CA Pratibha Goyal | Mar 13, 2023 | Views
GST cancellation order effected online in terms of Section 169(1)(d) is a valid method: HC
The petitioner has challenged an order passed by the Deputy Commissioner (ST), the appellate authority under the provisions of the Tamil Nadu Goods and Services Act, 2017 (in short ‘Act’).
The petitioner was engaged in the business of food take-away and was registered under the provisions of the Act. While this is so, he claims that his business had been affected by the Covid-19 pandemic and on account of this, he had not filed any returns. He had been struggling, according to him, with financial issues abroad as well.
In light of the statutory provisions requiring filing of statutory returns within the periods stipulated and the petitioner’s admitted defaults, the second respondent, i.e., the Assessing Authority of the petitioner, issued a notice of cancellation on 06.07.2022, initiated online through the official portal.
The petitioner neither submitted any response nor appeared for a personal hearing that had been fixed in the aforesaid notice. There is a tentative statement of the petitioner that he had been unaware of the same.
However, this Court has taken a view in W.P.No.25666 of 2022 that service effected online in terms of Section 169(1)(d) of the Act is a valid method/mode of service and this order has attained finality as on date. R2 thus passed an order dated 21.07.2022 cancelling the registration of the petitioner, also uploaded on the same day in the official portal.
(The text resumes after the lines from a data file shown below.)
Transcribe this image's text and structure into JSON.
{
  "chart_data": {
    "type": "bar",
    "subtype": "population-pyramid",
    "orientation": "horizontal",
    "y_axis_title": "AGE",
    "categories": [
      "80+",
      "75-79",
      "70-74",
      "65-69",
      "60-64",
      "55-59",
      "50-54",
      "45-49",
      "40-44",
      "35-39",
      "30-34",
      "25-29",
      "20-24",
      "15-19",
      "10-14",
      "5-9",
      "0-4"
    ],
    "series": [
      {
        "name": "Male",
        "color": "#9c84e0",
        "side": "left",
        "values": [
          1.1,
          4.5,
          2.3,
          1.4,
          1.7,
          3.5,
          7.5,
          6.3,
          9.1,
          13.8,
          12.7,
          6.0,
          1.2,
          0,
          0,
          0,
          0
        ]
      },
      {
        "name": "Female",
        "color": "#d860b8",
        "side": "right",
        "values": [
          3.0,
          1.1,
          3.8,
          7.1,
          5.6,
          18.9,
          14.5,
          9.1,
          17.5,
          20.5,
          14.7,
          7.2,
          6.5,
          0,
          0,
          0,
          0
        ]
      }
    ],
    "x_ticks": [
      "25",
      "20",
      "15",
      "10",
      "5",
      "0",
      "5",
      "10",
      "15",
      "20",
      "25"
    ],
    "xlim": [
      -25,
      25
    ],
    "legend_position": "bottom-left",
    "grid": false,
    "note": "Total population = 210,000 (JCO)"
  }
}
The petitioner claims to have thereafter approached the second respondent seeking revocation of the cancellation. He was informed by the Assessing Authority that the request for revocation was made after the statutory period and hence proceeded to file an appeal before the appellate authority. An appeal had thus been filed on 08.02.2023.
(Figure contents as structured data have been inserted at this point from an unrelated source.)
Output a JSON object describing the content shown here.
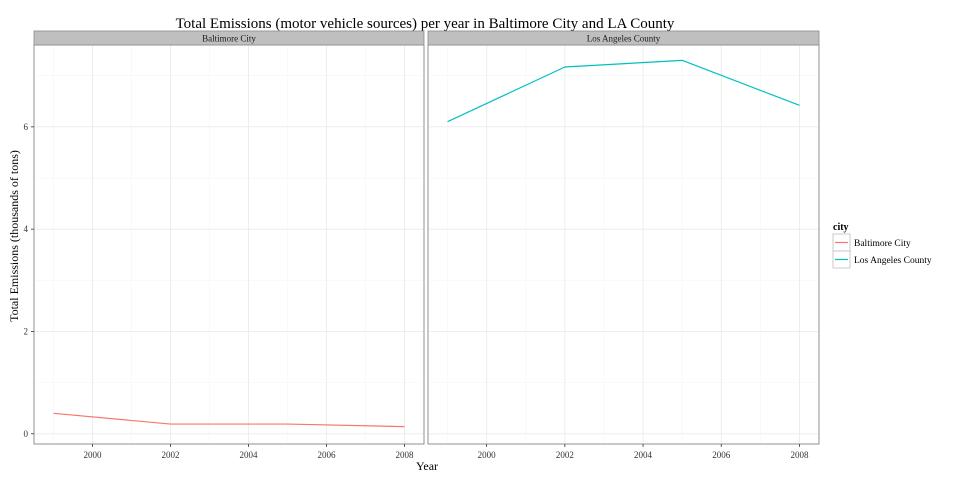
{
  "chart_data": {
    "type": "line",
    "title": "Total Emissions (motor vehicle sources) per year in Baltimore City and LA County",
    "xlabel": "Year",
    "ylabel": "Total Emissions (thousands of tons)",
    "xlim": [
      1998.5,
      2008.5
    ],
    "ylim": [
      -0.2,
      7.6
    ],
    "x_ticks": [
      2000,
      2002,
      2004,
      2006,
      2008
    ],
    "y_ticks": [
      0,
      2,
      4,
      6
    ],
    "grid": true,
    "facets": [
      "Baltimore City",
      "Los Angeles County"
    ],
    "legend": {
      "title": "city",
      "position": "right"
    },
    "series": [
      {
        "name": "Baltimore City",
        "color": "#f8766d",
        "x": [
          1999,
          2002,
          2005,
          2008
        ],
        "values": [
          0.4,
          0.19,
          0.19,
          0.14
        ]
      },
      {
        "name": "Los Angeles County",
        "color": "#00bfc4",
        "x": [
          1999,
          2002,
          2005,
          2008
        ],
        "values": [
          6.1,
          7.17,
          7.3,
          6.42
        ]
      }
    ]
  }
}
As per the court, the provisions of Section 107 of the Act deal with ‘Appeal‘ and provide that an appeal be filed as against any order of the State Goods and Services Tax Act within a period of 90 days. There is a condonable period of one month after the aforesaid period of 90 days, for which the authority may grant condonation, if convinced by the explanation set out by the petitioner. The appeal of petitioner has been filed after a period of 2 months and 17 days, over and above the statutory limitation of 90 + 30 days.
In light of the above admitted position, the dismissal of the appeal is seen to be in order. The petitioner, to be noted, has set out no explanation, let alone justifiable explanation, for the condonation of even the one month provided and thus the further delay of 2 months and 17 days over and above the statutory limitation is fatal to its case.